Giorgia Meloni squarcia il velo di ipocrisia e contesta la decisione del Presidente della Repubblica di concedere l’onorificenza di Cavaliere dell’Ordine al Merito della Repubblica all’attivista e blogger italo-siriana Asmae Dachan, vicina ai ribelli siriani. Dachan riceverà l’onorificenza domenica 2 giugno nel corso di una cerimonia alla prefettura di Ancona.

Come riporta Tpi, Giorgia Meloni è intervenuta sul caso rilasciando una dichiarazione ufficiale. “Lascia increduli – ha dichiarato oggi la Meloni – la notizia che la Prefettura di Ancona consegnerà il 2 giugno prossimo l’onorificenza di Cavaliere dell’Ordine al Merito che il Presidente della Repubblica ha conferito con decreto del 27 dicembre 2018 alla giornalista italo-siriana Asmae Dachan, vicina agli integralisti islamici. Chiedo formalmente al Presidente della Repubblica di sospendere il conferimento e rivedere la sua decisione, perché tale gesto sarebbe un clamoroso atto di sottomissione all’Islam radicale”.

Meloni: “Dachan vicina ai Fratelli Musulmani”

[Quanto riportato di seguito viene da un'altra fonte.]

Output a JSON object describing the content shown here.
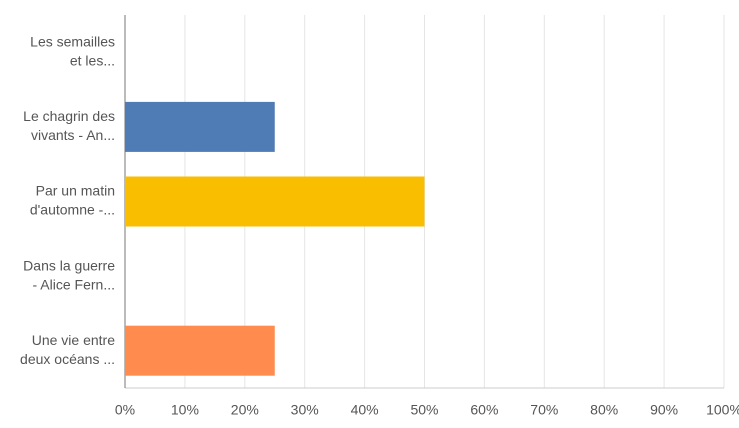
{
  "chart_data": {
    "type": "bar",
    "orientation": "horizontal",
    "categories": [
      [
        "Les semailles",
        "et les..."
      ],
      [
        "Le chagrin des",
        "vivants - An..."
      ],
      [
        "Par un matin",
        "d'automne -..."
      ],
      [
        "Dans la guerre",
        "- Alice Fern..."
      ],
      [
        "Une vie entre",
        "deux océans ..."
      ]
    ],
    "values": [
      0,
      25,
      50,
      0,
      25
    ],
    "colors": [
      "#6bc8cd",
      "#507cb6",
      "#f9be00",
      "#7c6fb3",
      "#ff8b4f"
    ],
    "xlim": [
      0,
      100
    ],
    "xticks": [
      {
        "value": 0,
        "label": "0%"
      },
      {
        "value": 10,
        "label": "10%"
      },
      {
        "value": 20,
        "label": "20%"
      },
      {
        "value": 30,
        "label": "30%"
      },
      {
        "value": 40,
        "label": "40%"
      },
      {
        "value": 50,
        "label": "50%"
      },
      {
        "value": 60,
        "label": "60%"
      },
      {
        "value": 70,
        "label": "70%"
      },
      {
        "value": 80,
        "label": "80%"
      },
      {
        "value": 90,
        "label": "90%"
      },
      {
        "value": 100,
        "label": "100%"
      }
    ],
    "grid": true
  }
}
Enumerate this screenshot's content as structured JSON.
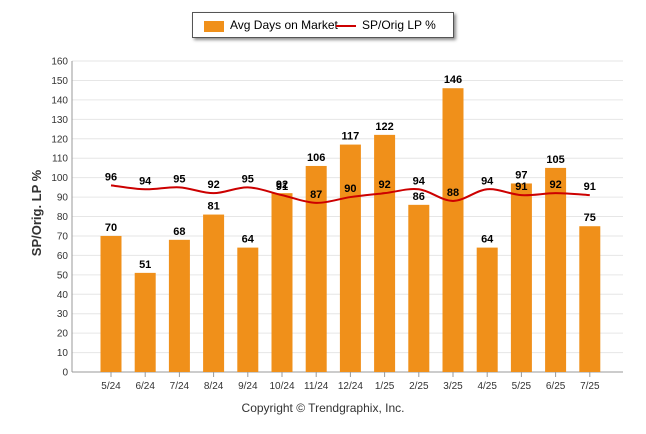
{
  "chart_data": {
    "type": "bar",
    "categories": [
      "5/24",
      "6/24",
      "7/24",
      "8/24",
      "9/24",
      "10/24",
      "11/24",
      "12/24",
      "1/25",
      "2/25",
      "3/25",
      "4/25",
      "5/25",
      "6/25",
      "7/25"
    ],
    "series": [
      {
        "name": "Avg Days on Market",
        "type": "bar",
        "color": "#f0901a",
        "values": [
          70,
          51,
          68,
          81,
          64,
          92,
          106,
          117,
          122,
          86,
          146,
          64,
          97,
          105,
          75
        ]
      },
      {
        "name": "SP/Orig LP %",
        "type": "line",
        "color": "#cc0000",
        "values": [
          96,
          94,
          95,
          92,
          95,
          91,
          87,
          90,
          92,
          94,
          88,
          94,
          91,
          92,
          91
        ]
      }
    ],
    "ylabel": "SP/Orig. LP %",
    "ylim": [
      0,
      160
    ],
    "yticks": [
      0,
      10,
      20,
      30,
      40,
      50,
      60,
      70,
      80,
      90,
      100,
      110,
      120,
      130,
      140,
      150,
      160
    ],
    "grid": true,
    "legend_position": "top-center"
  },
  "legend": {
    "bar_label": "Avg Days on Market",
    "line_label": "SP/Orig LP %"
  },
  "footer": {
    "copyright": "Copyright © Trendgraphix, Inc."
  }
}
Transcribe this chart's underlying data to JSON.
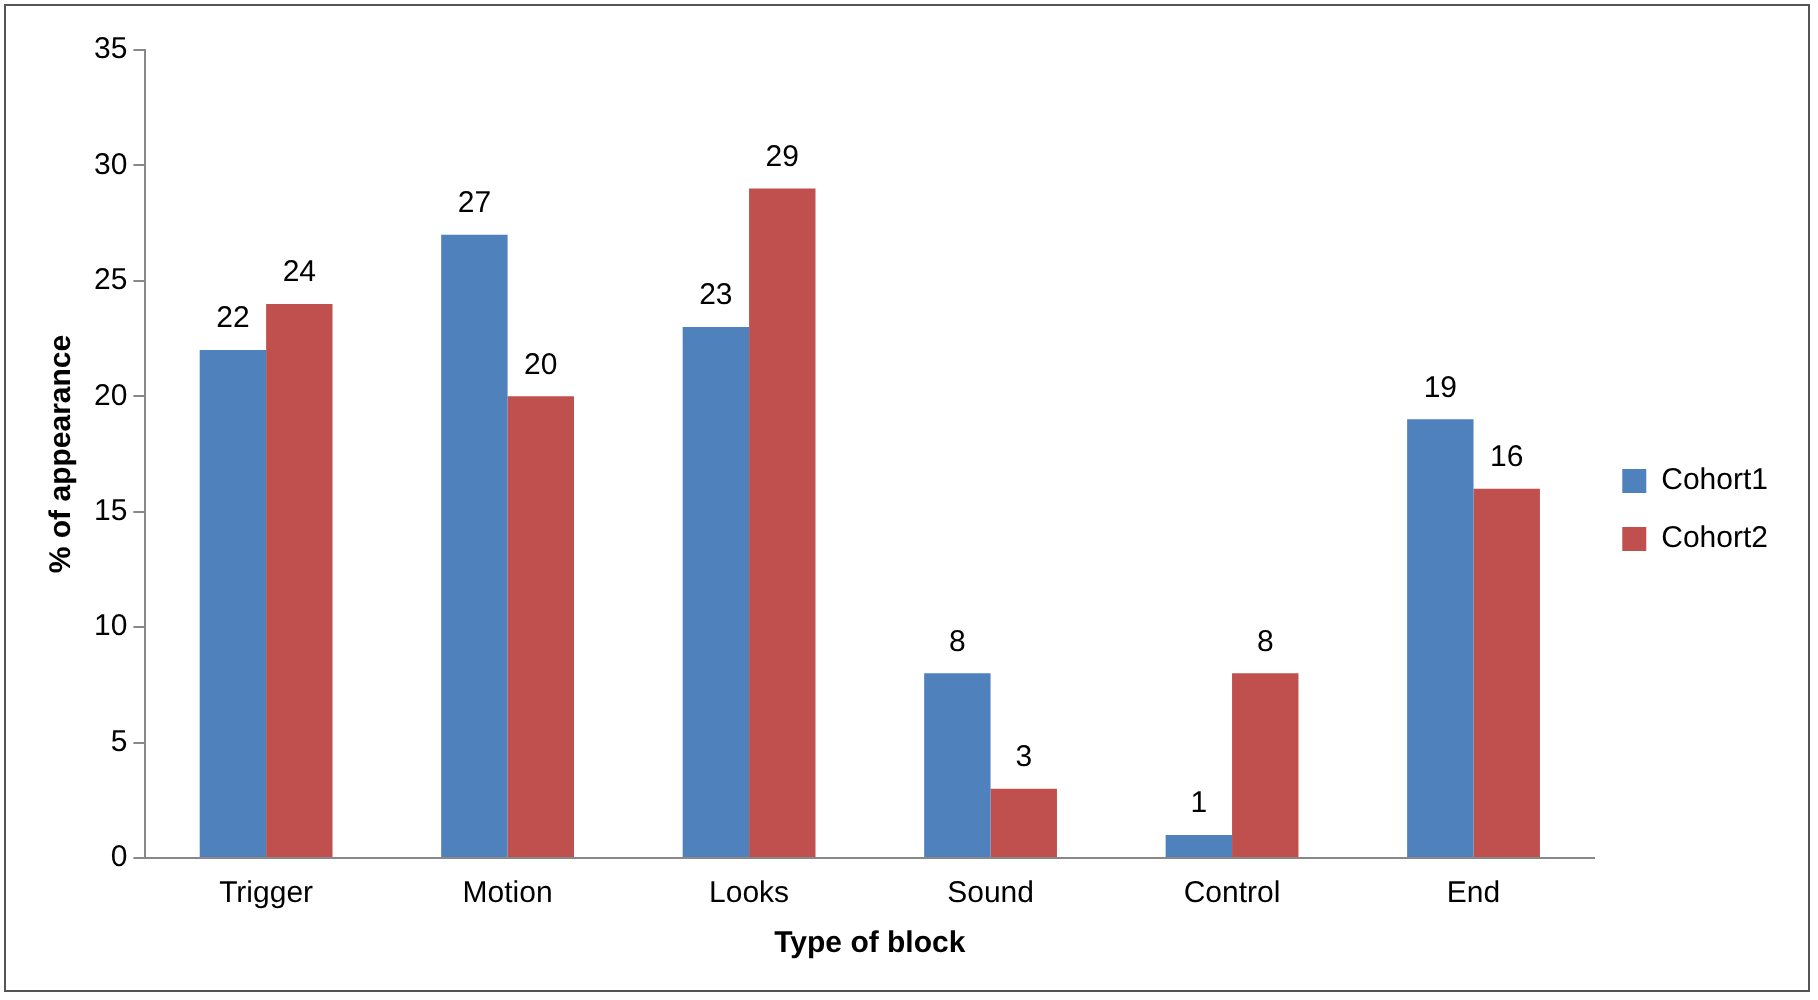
{
  "chart_data": {
    "type": "bar",
    "xlabel": "Type of block",
    "ylabel": "% of appearance",
    "categories": [
      "Trigger",
      "Motion",
      "Looks",
      "Sound",
      "Control",
      "End"
    ],
    "series": [
      {
        "name": "Cohort1",
        "color": "#4f81bd",
        "values": [
          22,
          27,
          23,
          8,
          1,
          19
        ]
      },
      {
        "name": "Cohort2",
        "color": "#c0504d",
        "values": [
          24,
          20,
          29,
          3,
          8,
          16
        ]
      }
    ],
    "ylim": [
      0,
      35
    ],
    "yticks": [
      0,
      5,
      10,
      15,
      20,
      25,
      30,
      35
    ],
    "grid": false,
    "legend": "right",
    "data_labels": true
  }
}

“Asmae Dachan è figlia di Nour Dachan, Imam di Genova, nonché già leader dei Fratelli Musulmani, coloro i quali volevano trasformare la Siria in una nazione islamica salafita e che alimentano l’integralismo islamico nel mondo. Asmae Dachan stessa non ha mai negato i suoi legami con Haisam Sakhanh e Ammar Bacha, due militanti jihadisti noti alle cronache mondiali perché ripresi in un filmato in cui sono impegnati a uccidere a colpi di kalashnikov alla nuca un gruppo di militari siriani”.

Meloni ha poi aggiunto: “La signora Dachan è stata ripresa mentre partecipava ad una manifestazione a Milano al fianco di Haisam Sakhanh, oggi detenuto in Svezia con una condanna all’ergastolo. In ultimo Asmae Dachan è nota anche per le sue posizioni sul hijiab definito ‘carezza protettiva’: il conferimento dell’onorificenza sarebbe non solo un grave errore, ma anche un clamoroso sfregio alle donne e alle conseguite libertà delle donne. Questi meriti valgono per il Cavalierato in un Califfato Jihadista, non nella Repubblica Italiana”.

L’Italia cambi registro sulla Fratellanza

Sarebbe altresì ora che lo Stato italiano inserisse la Fratellanza Musulmana, il movimento politico-religioso fondato da Ḥasan al-Bannā’ nel 1928 a Ismailia, diffusosi prima in Egitto e poi nel resto del mondo arabo-islamico, nella blacklist delle organizzazioni terroristiche. Un’organizzazione che come spiega l’enciclopedia Treccani, “sul piano politico teorizza lo Stato islamico, interpretando l’Islam come un sistema totalizzante senza distinzione tra la sfera religiosa e quella civile”. È la stessa organizzazione che in Siria si è macchiata di crimini orribili.